While Texada gets to play more man instead of zone, Mazin Richards's transition this year is far more drastic. The junior roamed all over the field last season at linebacker, covering tight ends, running backs and wide receivers. But at 6-foot-3 inches and 245 pounds, Richards was a menace in the backfield with 12.5 tackles for loss and 7.5 sacks. Now in the 3-3-5, he will move to end full-time. 

"I’m kind of a pass rush guy," Richards said at American Athletic Conference Media Days. "That’s kind of my calling card. Just being able to rush the passer almost every play is going to be fun for me.” 

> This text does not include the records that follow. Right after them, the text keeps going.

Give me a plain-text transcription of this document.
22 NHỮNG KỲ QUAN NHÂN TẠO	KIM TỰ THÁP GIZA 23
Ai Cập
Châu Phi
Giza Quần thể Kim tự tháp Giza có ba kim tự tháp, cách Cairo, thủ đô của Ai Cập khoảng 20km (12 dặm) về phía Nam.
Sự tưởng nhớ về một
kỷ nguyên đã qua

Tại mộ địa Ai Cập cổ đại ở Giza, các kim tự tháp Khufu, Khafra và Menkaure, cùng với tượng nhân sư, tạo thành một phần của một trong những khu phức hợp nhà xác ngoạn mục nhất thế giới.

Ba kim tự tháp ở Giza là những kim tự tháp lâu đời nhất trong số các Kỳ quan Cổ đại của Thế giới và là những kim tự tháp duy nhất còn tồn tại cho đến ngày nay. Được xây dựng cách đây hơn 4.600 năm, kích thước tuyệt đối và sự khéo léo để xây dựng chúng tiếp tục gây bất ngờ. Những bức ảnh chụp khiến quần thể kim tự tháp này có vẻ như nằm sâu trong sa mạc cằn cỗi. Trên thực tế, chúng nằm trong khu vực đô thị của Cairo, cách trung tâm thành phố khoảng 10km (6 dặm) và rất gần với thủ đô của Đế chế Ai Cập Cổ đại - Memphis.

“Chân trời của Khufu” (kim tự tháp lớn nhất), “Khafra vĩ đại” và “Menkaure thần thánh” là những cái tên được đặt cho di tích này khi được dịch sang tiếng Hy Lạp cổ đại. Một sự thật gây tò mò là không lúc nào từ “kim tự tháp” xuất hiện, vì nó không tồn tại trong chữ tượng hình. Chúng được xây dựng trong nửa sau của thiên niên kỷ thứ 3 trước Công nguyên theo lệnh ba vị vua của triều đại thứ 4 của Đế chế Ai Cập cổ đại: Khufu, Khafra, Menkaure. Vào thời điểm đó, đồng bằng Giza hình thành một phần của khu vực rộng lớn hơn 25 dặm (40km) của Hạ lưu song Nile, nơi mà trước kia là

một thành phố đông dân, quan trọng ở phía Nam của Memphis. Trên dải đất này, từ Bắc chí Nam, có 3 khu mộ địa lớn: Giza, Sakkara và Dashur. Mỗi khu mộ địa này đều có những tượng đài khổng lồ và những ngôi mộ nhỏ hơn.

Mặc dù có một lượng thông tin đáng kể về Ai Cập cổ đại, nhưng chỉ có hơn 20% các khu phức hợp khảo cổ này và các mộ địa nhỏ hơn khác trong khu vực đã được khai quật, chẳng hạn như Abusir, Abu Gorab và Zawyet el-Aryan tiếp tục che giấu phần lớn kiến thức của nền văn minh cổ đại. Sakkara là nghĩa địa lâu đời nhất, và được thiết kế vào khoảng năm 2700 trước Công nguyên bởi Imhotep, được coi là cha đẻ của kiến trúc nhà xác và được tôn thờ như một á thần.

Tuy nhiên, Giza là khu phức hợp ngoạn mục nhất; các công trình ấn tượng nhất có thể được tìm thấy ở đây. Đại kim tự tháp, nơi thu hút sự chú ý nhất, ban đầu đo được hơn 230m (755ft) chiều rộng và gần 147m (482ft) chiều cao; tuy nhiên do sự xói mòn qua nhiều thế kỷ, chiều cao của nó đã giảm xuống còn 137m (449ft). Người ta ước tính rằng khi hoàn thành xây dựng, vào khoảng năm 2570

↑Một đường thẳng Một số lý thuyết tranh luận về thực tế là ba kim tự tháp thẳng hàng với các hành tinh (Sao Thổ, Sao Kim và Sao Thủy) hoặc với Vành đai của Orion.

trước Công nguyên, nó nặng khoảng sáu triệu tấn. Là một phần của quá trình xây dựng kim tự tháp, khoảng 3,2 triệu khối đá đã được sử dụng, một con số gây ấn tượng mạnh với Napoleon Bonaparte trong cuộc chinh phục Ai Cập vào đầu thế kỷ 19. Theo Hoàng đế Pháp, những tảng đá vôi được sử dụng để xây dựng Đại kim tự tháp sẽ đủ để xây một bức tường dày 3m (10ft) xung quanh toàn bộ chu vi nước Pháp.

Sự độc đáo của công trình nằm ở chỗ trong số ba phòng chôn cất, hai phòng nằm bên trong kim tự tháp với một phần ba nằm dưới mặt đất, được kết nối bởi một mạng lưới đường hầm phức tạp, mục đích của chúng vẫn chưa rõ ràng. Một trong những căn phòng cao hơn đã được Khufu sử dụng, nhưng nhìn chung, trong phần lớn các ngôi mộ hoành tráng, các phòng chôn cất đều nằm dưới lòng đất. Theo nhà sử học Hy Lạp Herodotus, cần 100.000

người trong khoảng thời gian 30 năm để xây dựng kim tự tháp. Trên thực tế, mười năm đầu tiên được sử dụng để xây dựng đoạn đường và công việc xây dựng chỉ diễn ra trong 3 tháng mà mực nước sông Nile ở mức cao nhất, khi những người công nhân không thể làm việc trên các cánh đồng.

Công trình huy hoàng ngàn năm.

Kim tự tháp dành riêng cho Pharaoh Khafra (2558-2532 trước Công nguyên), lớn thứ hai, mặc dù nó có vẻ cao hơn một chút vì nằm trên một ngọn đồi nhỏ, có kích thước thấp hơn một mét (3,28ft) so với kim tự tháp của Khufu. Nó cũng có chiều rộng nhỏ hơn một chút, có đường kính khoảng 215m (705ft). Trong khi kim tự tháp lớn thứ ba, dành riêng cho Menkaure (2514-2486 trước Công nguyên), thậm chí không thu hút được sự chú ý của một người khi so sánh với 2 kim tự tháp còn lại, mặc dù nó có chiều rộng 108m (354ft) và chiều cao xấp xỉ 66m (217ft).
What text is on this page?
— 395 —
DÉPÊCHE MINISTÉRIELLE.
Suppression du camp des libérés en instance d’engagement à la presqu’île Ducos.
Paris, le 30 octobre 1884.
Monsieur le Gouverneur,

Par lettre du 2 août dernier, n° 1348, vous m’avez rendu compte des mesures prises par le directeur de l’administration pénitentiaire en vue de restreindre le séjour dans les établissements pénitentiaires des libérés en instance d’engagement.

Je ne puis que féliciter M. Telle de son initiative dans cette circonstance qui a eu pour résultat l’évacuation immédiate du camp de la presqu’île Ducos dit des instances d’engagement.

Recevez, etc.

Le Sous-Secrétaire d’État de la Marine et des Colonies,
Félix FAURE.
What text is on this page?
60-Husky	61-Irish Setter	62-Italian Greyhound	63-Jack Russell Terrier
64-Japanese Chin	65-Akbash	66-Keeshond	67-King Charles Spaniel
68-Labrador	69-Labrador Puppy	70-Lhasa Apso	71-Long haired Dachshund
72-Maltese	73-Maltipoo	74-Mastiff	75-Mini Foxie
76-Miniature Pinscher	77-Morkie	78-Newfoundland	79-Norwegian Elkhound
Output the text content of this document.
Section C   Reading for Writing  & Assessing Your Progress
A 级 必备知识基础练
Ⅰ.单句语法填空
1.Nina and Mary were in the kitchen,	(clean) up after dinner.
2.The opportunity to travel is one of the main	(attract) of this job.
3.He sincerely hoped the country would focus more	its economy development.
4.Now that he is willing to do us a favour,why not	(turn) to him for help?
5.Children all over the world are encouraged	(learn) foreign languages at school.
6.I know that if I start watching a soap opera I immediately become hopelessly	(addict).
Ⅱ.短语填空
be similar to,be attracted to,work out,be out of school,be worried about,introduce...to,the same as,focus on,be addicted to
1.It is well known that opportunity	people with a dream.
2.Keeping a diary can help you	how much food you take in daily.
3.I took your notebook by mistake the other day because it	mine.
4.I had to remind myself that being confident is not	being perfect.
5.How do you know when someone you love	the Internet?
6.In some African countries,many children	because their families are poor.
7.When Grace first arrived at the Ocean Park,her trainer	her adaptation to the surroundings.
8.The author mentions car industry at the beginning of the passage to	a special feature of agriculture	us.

Morris thinks Richards is settling in just fine at defensive end. The defender might've even given him some nightmare flashbacks in Wednesday's practice.

"This was the first day I’ve gotten to see Mazin live and in action," Morris. "He made a couple plays out there coming off the edge where I had to do a double take like, ‘Who was that coming off the edge?’"

Texada and Richards are no strangers to adjustment. Both starred in Texas high school football in the DFW area, Texada at Frisco Centennial and Richards and Burleson Centennial, but had to start their college careers at the sub-FBS level. Texada spent the 2020 season at McNeese State and now enters his third year with the Mean Green cemented as a team leader. He's the third member in his family to play defensive back in Division I football after older brother Ranthony was a First Team All-Conference pick at TCU and middle brother Raleigh played five seasons at Baylor.

On the other hand, Richards suited up for three seasons at Eastern New Mexico and was the 2021 Lone Star Conference Defensive Linemen of the Year before North Texas called him back home. He was nervous about of his first offseason at the Division I level last year, wondering if his talent would stack up. He said he rapidly gained confidence when he started competing in pass rush drills and won every single one into fall camp. 

"Honestly, I think it shows that if you ball anywhere they’re going to find you," Texada said. "You can enter the portal and it could be a better change for you. Sometimes it doesn’t always work out but, Mazin and me, it worked out for us."